J'aime le pain et j'admire les artisans boulangers, les vrais, les maîtres. J'aime aller dans ma petite boulangerie à moi, celle sur la place à deux pas de mon toit, installée à côté de cette épicerie qui vend du fromage de saison, à l'ombre de l'église. Que le soleil réchauffe mon cœur ou que le froid fâche mon humeur, j'aime attendre mon tour à l'extérieur de la boulangerie alors que certains de ses amoureux sont arrivés avant moi, parfois même leur chemin est bien plus long que le mien. J'aime entrer dans ce lieu où le temps s'arrête, où les arômes de fruits secs, de beurre ou encore de châtaigne embaument l'air, vos narines et vos poumons, où les confitures, les biscuits, les différents pains, pâtisseries et viennoiseries font rêver vos papilles. J'aime leur simplicité restée même avec l'arrivée du col bleu blanc rouge il y a plus de vingt ans, j'aime leur gentillesse, leur authenticité et leur sincérité, qui se retrouvent dans leur travail, leur passion, leurs produits, qu'ils aiment et chérissent. J'aime ma petite boulangerie.
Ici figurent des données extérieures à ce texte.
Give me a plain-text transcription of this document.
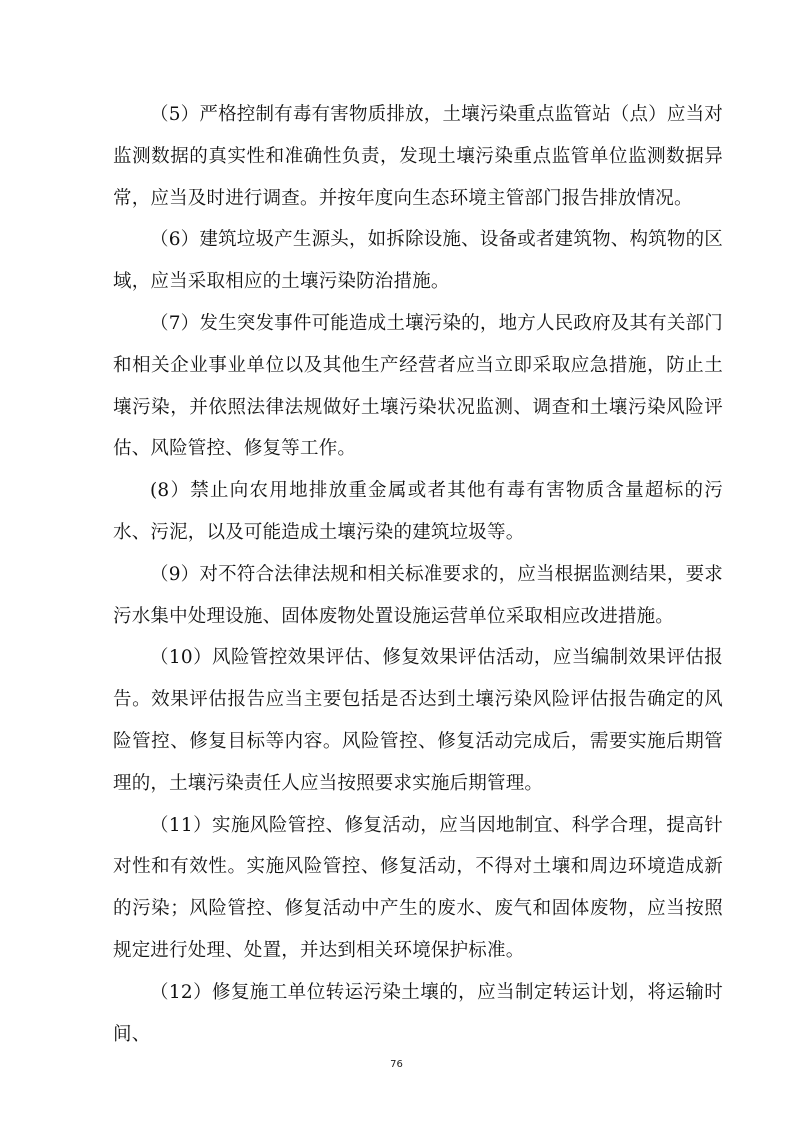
（5）严格控制有毒有害物质排放，土壤污染重点监管站（点）应当对监测数据的真实性和准确性负责，发现土壤污染重点监管单位监测数据异常，应当及时进行调查。并按年度向生态环境主管部门报告排放情况。

（6）建筑垃圾产生源头，如拆除设施、设备或者建筑物、构筑物的区域，应当采取相应的土壤污染防治措施。

（7）发生突发事件可能造成土壤污染的，地方人民政府及其有关部门和相关企业事业单位以及其他生产经营者应当立即采取应急措施，防止土壤污染，并依照法律法规做好土壤污染状况监测、调查和土壤污染风险评估、风险管控、修复等工作。

(8）禁止向农用地排放重金属或者其他有毒有害物质含量超标的污水、污泥，以及可能造成土壤污染的建筑垃圾等。

（9）对不符合法律法规和相关标准要求的，应当根据监测结果，要求污水集中处理设施、固体废物处置设施运营单位采取相应改进措施。

（10）风险管控效果评估、修复效果评估活动，应当编制效果评估报告。效果评估报告应当主要包括是否达到土壤污染风险评估报告确定的风险管控、修复目标等内容。风险管控、修复活动完成后，需要实施后期管理的，土壤污染责任人应当按照要求实施后期管理。

（11）实施风险管控、修复活动，应当因地制宜、科学合理，提高针对性和有效性。实施风险管控、修复活动，不得对土壤和周边环境造成新的污染；风险管控、修复活动中产生的废水、废气和固体废物，应当按照规定进行处理、处置，并达到相关环境保护标准。

（12）修复施工单位转运污染土壤的，应当制定转运计划，将运输时间、

76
Parfois, heureusement, ma petite boulangerie et son équipe se reposent. C'est le moment où l'irish soda bread trouve sa place dans mon foyer. Parce que le pain, j'aime parfois aussi le confectionner. Doté d'un fort caractère, le soda bread irlandais est d'une simplicité et d'une sincérité étonnantes. Ni levure, ni levain, ni pétrissage, ni levée. Farine, lait ribot, bicarbonate de sodium, sel. Un bref mélange, un façonnage sommaire, une croix à la grigne pour, relate-t-on, faire fuir le diable, une mise au four. Une pincée de patience pendant que le pain lève grâce à l'union du bicarbonate et du lait ribot... Dégustation... Appréciation. C'est tout.
Sa croquante croûte et sa mie, dense et moelleuse à la fois, ont de quoi vous dorloter. Régalez-vous en le jour même, avec du sucré comme du salé. Ici, on le préfère bien grillé, avec du beurre aux cristaux de sel et de la confiture.